Marca deve renunciar as modelos que estampam suas lingeries em resposta às pressões por novo posicionamento de mercado

A pressão por mais diversidade e pelo abandono de determinados padrões de beleza também bate à porta da Victoria's Secret, uma das principais grifes do mundo. Numa tentativa de se atualizar, a marca anunciou o fim das tradicionais "angels", modelos que desfilam e estampam produtos da marca, que darão lugar a um comitê feminino diverso.

No lugar das modelos magras, a Victoria’s Secret contratou sete mulheres para a criação de uma espécie de "comitê" de diversidade, responsável por definir as melhores estratégias de marketing, comunicação e inclusão da marca. Entre as integrantes do grupo que leva o nome de Collective, está a bicampeã mundial de futebol Megan Rapinoe, que também é lésbica e ativista dos direitos das mulheres e do grupo LGBTQIA+.

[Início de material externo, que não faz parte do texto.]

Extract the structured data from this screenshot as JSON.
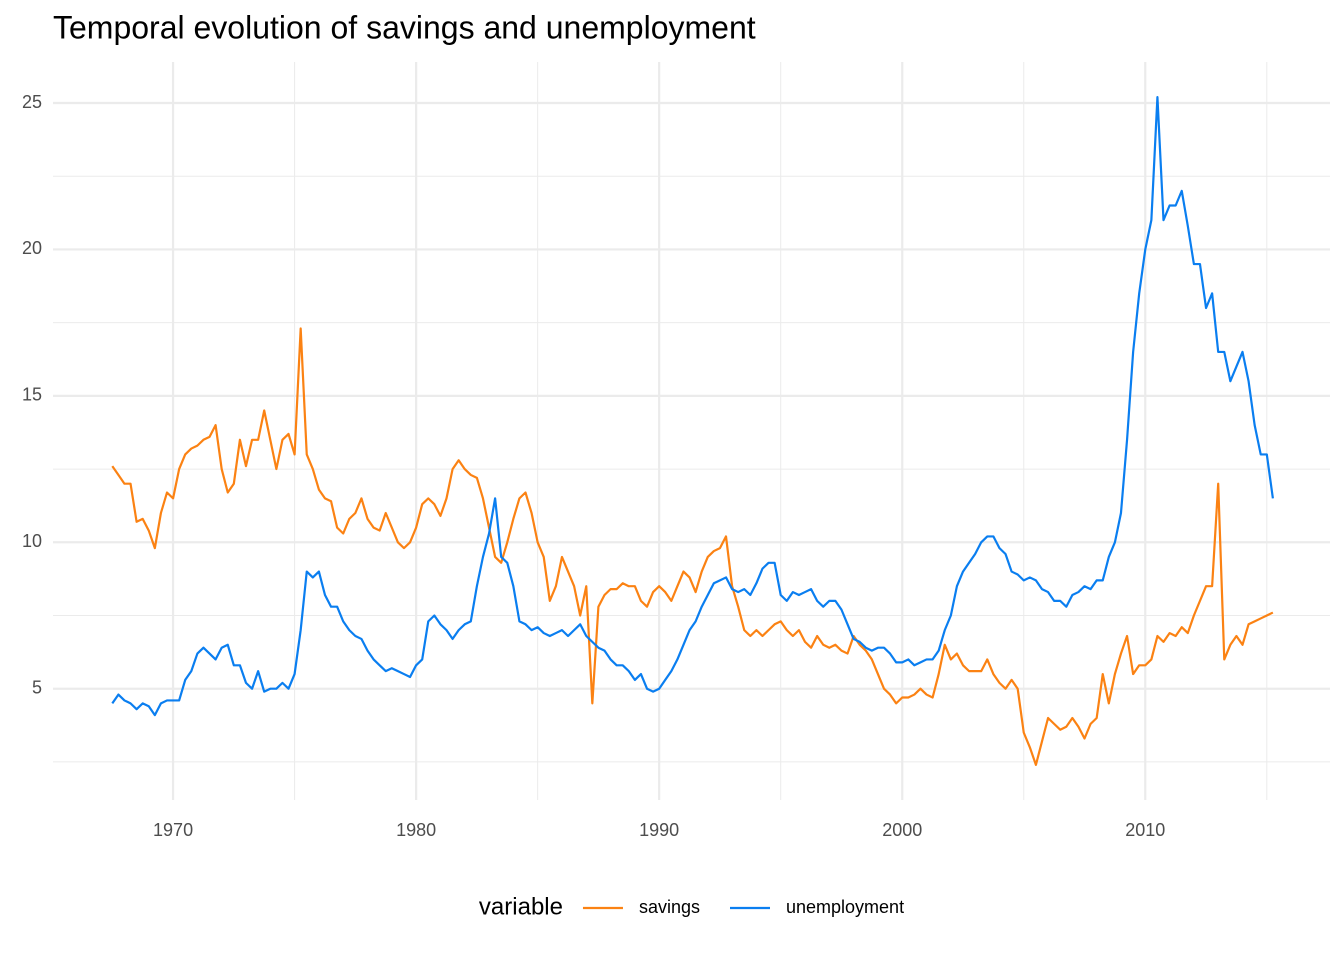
{
  "chart_data": {
    "type": "line",
    "title": "Temporal evolution of savings and unemployment",
    "legend_title": "variable",
    "legend_position": "bottom",
    "grid": true,
    "xlim": [
      1965.06,
      2017.6
    ],
    "xticks": [
      1970,
      1980,
      1990,
      2000,
      2010
    ],
    "ylim": [
      1.2,
      26.4
    ],
    "yticks": [
      5,
      10,
      15,
      20,
      25
    ],
    "x": [
      1967.5,
      1967.75,
      1968,
      1968.25,
      1968.5,
      1968.75,
      1969,
      1969.25,
      1969.5,
      1969.75,
      1970,
      1970.25,
      1970.5,
      1970.75,
      1971,
      1971.25,
      1971.5,
      1971.75,
      1972,
      1972.25,
      1972.5,
      1972.75,
      1973,
      1973.25,
      1973.5,
      1973.75,
      1974,
      1974.25,
      1974.5,
      1974.75,
      1975,
      1975.25,
      1975.5,
      1975.75,
      1976,
      1976.25,
      1976.5,
      1976.75,
      1977,
      1977.25,
      1977.5,
      1977.75,
      1978,
      1978.25,
      1978.5,
      1978.75,
      1979,
      1979.25,
      1979.5,
      1979.75,
      1980,
      1980.25,
      1980.5,
      1980.75,
      1981,
      1981.25,
      1981.5,
      1981.75,
      1982,
      1982.25,
      1982.5,
      1982.75,
      1983,
      1983.25,
      1983.5,
      1983.75,
      1984,
      1984.25,
      1984.5,
      1984.75,
      1985,
      1985.25,
      1985.5,
      1985.75,
      1986,
      1986.25,
      1986.5,
      1986.75,
      1987,
      1987.25,
      1987.5,
      1987.75,
      1988,
      1988.25,
      1988.5,
      1988.75,
      1989,
      1989.25,
      1989.5,
      1989.75,
      1990,
      1990.25,
      1990.5,
      1990.75,
      1991,
      1991.25,
      1991.5,
      1991.75,
      1992,
      1992.25,
      1992.5,
      1992.75,
      1993,
      1993.25,
      1993.5,
      1993.75,
      1994,
      1994.25,
      1994.5,
      1994.75,
      1995,
      1995.25,
      1995.5,
      1995.75,
      1996,
      1996.25,
      1996.5,
      1996.75,
      1997,
      1997.25,
      1997.5,
      1997.75,
      1998,
      1998.25,
      1998.5,
      1998.75,
      1999,
      1999.25,
      1999.5,
      1999.75,
      2000,
      2000.25,
      2000.5,
      2000.75,
      2001,
      2001.25,
      2001.5,
      2001.75,
      2002,
      2002.25,
      2002.5,
      2002.75,
      2003,
      2003.25,
      2003.5,
      2003.75,
      2004,
      2004.25,
      2004.5,
      2004.75,
      2005,
      2005.25,
      2005.5,
      2005.75,
      2006,
      2006.25,
      2006.5,
      2006.75,
      2007,
      2007.25,
      2007.5,
      2007.75,
      2008,
      2008.25,
      2008.5,
      2008.75,
      2009,
      2009.25,
      2009.5,
      2009.75,
      2010,
      2010.25,
      2010.5,
      2010.75,
      2011,
      2011.25,
      2011.5,
      2011.75,
      2012,
      2012.25,
      2012.5,
      2012.75,
      2013,
      2013.25,
      2013.5,
      2013.75,
      2014,
      2014.25,
      2014.5,
      2014.75,
      2015,
      2015.25
    ],
    "series": [
      {
        "name": "savings",
        "color": "#fb8213",
        "values": [
          12.6,
          12.3,
          12.0,
          12.0,
          10.7,
          10.8,
          10.4,
          9.8,
          11.0,
          11.7,
          11.5,
          12.5,
          13.0,
          13.2,
          13.3,
          13.5,
          13.6,
          14.0,
          12.5,
          11.7,
          12.0,
          13.5,
          12.6,
          13.5,
          13.5,
          14.5,
          13.5,
          12.5,
          13.5,
          13.7,
          13.0,
          17.3,
          13.0,
          12.5,
          11.8,
          11.5,
          11.4,
          10.5,
          10.3,
          10.8,
          11.0,
          11.5,
          10.8,
          10.5,
          10.4,
          11.0,
          10.5,
          10.0,
          9.8,
          10.0,
          10.5,
          11.3,
          11.5,
          11.3,
          10.9,
          11.5,
          12.5,
          12.8,
          12.5,
          12.3,
          12.2,
          11.5,
          10.5,
          9.5,
          9.3,
          10.0,
          10.8,
          11.5,
          11.7,
          11.0,
          10.0,
          9.5,
          8.0,
          8.5,
          9.5,
          9.0,
          8.5,
          7.5,
          8.5,
          4.5,
          7.8,
          8.2,
          8.4,
          8.4,
          8.6,
          8.5,
          8.5,
          8.0,
          7.8,
          8.3,
          8.5,
          8.3,
          8.0,
          8.5,
          9.0,
          8.8,
          8.3,
          9.0,
          9.5,
          9.7,
          9.8,
          10.2,
          8.5,
          7.8,
          7.0,
          6.8,
          7.0,
          6.8,
          7.0,
          7.2,
          7.3,
          7.0,
          6.8,
          7.0,
          6.6,
          6.4,
          6.8,
          6.5,
          6.4,
          6.5,
          6.3,
          6.2,
          6.8,
          6.5,
          6.3,
          6.0,
          5.5,
          5.0,
          4.8,
          4.5,
          4.7,
          4.7,
          4.8,
          5.0,
          4.8,
          4.7,
          5.5,
          6.5,
          6.0,
          6.2,
          5.8,
          5.6,
          5.6,
          5.6,
          6.0,
          5.5,
          5.2,
          5.0,
          5.3,
          5.0,
          3.5,
          3.0,
          2.4,
          3.2,
          4.0,
          3.8,
          3.6,
          3.7,
          4.0,
          3.7,
          3.3,
          3.8,
          4.0,
          5.5,
          4.5,
          5.5,
          6.2,
          6.8,
          5.5,
          5.8,
          5.8,
          6.0,
          6.8,
          6.6,
          6.9,
          6.8,
          7.1,
          6.9,
          7.5,
          8.0,
          8.5,
          8.5,
          12.0,
          6.0,
          6.5,
          6.8,
          6.5,
          7.2,
          7.3,
          7.4,
          7.5,
          7.6
        ]
      },
      {
        "name": "unemployment",
        "color": "#0a7ef0",
        "values": [
          4.5,
          4.8,
          4.6,
          4.5,
          4.3,
          4.5,
          4.4,
          4.1,
          4.5,
          4.6,
          4.6,
          4.6,
          5.3,
          5.6,
          6.2,
          6.4,
          6.2,
          6.0,
          6.4,
          6.5,
          5.8,
          5.8,
          5.2,
          5.0,
          5.6,
          4.9,
          5.0,
          5.0,
          5.2,
          5.0,
          5.5,
          7.0,
          9.0,
          8.8,
          9.0,
          8.2,
          7.8,
          7.8,
          7.3,
          7.0,
          6.8,
          6.7,
          6.3,
          6.0,
          5.8,
          5.6,
          5.7,
          5.6,
          5.5,
          5.4,
          5.8,
          6.0,
          7.3,
          7.5,
          7.2,
          7.0,
          6.7,
          7.0,
          7.2,
          7.3,
          8.5,
          9.5,
          10.3,
          11.5,
          9.5,
          9.3,
          8.5,
          7.3,
          7.2,
          7.0,
          7.1,
          6.9,
          6.8,
          6.9,
          7.0,
          6.8,
          7.0,
          7.2,
          6.8,
          6.6,
          6.4,
          6.3,
          6.0,
          5.8,
          5.8,
          5.6,
          5.3,
          5.5,
          5.0,
          4.9,
          5.0,
          5.3,
          5.6,
          6.0,
          6.5,
          7.0,
          7.3,
          7.8,
          8.2,
          8.6,
          8.7,
          8.8,
          8.4,
          8.3,
          8.4,
          8.2,
          8.6,
          9.1,
          9.3,
          9.3,
          8.2,
          8.0,
          8.3,
          8.2,
          8.3,
          8.4,
          8.0,
          7.8,
          8.0,
          8.0,
          7.7,
          7.2,
          6.7,
          6.6,
          6.4,
          6.3,
          6.4,
          6.4,
          6.2,
          5.9,
          5.9,
          6.0,
          5.8,
          5.9,
          6.0,
          6.0,
          6.3,
          7.0,
          7.5,
          8.5,
          9.0,
          9.3,
          9.6,
          10.0,
          10.2,
          10.2,
          9.8,
          9.6,
          9.0,
          8.9,
          8.7,
          8.8,
          8.7,
          8.4,
          8.3,
          8.0,
          8.0,
          7.8,
          8.2,
          8.3,
          8.5,
          8.4,
          8.7,
          8.7,
          9.5,
          10.0,
          11.0,
          13.5,
          16.5,
          18.5,
          20.0,
          21.0,
          25.2,
          21.0,
          21.5,
          21.5,
          22.0,
          20.8,
          19.5,
          19.5,
          18.0,
          18.5,
          16.5,
          16.5,
          15.5,
          16.0,
          16.5,
          15.5,
          14.0,
          13.0,
          13.0,
          11.5
        ]
      }
    ]
  }
}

Também serão novas porta-vozes da grife a atriz indiana Priyanka Chopra Jones, a modelo transgênero brasileira Valentina Sampaio, a modelo plus size Paloma Elesser, a modelo sudanesa-australiana Adut Akech, a esquiadora e atleta olímpica Eileen Gu e a jornalista Amanda de Cadenet.

Turbulência nos negócios

A mudança é também uma tentativa de colocar uma pedra no passado um tanto quanto obscuro da empresa. A Victoria's Secret é acusada de manter, durante anos, uma cultura corporativa tóxica, misógina e pautada em comportamentos inadequados da alta liderança.

As alegações surgiram ainda no início de 2020, e foram publicadas pelo jornal americano The New York Times. A publicação também conduziu uma investigação que ouviu ex-modelos e executivas femininas da marca e documentos judiciais para chegar à conclusão de que, durante anos, a Victoria’s Secret manteve uma cultura tóxica e pautada em condutas sexuais inapropriadas, principalmente por parte do então diretor de marketing Ed Razek e Les Wexner, ex-CEO da marca e fundador do grupo L Brands, mantenedor da VS. Razek, de 71 anos, deixou a L Brands em agosto do ano passado.

O grupo, que também é dono da marca Bath & Body Works, está à beira de uma grande transição. Em maio, foi anunciada uma possível divisão de suas atividades, mostrando que, em um futuro próximo, a marca de lingerie terá atuação separada e independente.

O anúncio de cisão foi feito no último mês, e a empresa deve ser listada de maneira individual até o final deste ano.

Diante de todas as turbulências internas e separação iminente, a marca também comemora o segundo ano consecutivo sem o seu mais tradicional desfile, o Victoria’s Secret Fashion Show, que acontece desde 1995. A Victoria's Secret planeja retomar o desfile em 2022, mas de uma forma muito diferente e já respeitando os novos múltiplos padrões de beleza, segundo a empresa.

Na esteira de esforços para limpar a imagem de empresa que cultiva padrões ultrapassados de beleza, a Victoria’s Secret também contratou uma nova diretora de marketing, está adequando o tamanho de seus manequins em lojas e banindo, de uma vez por todas, as imagens das angels de banheiros e outros espaços públicos.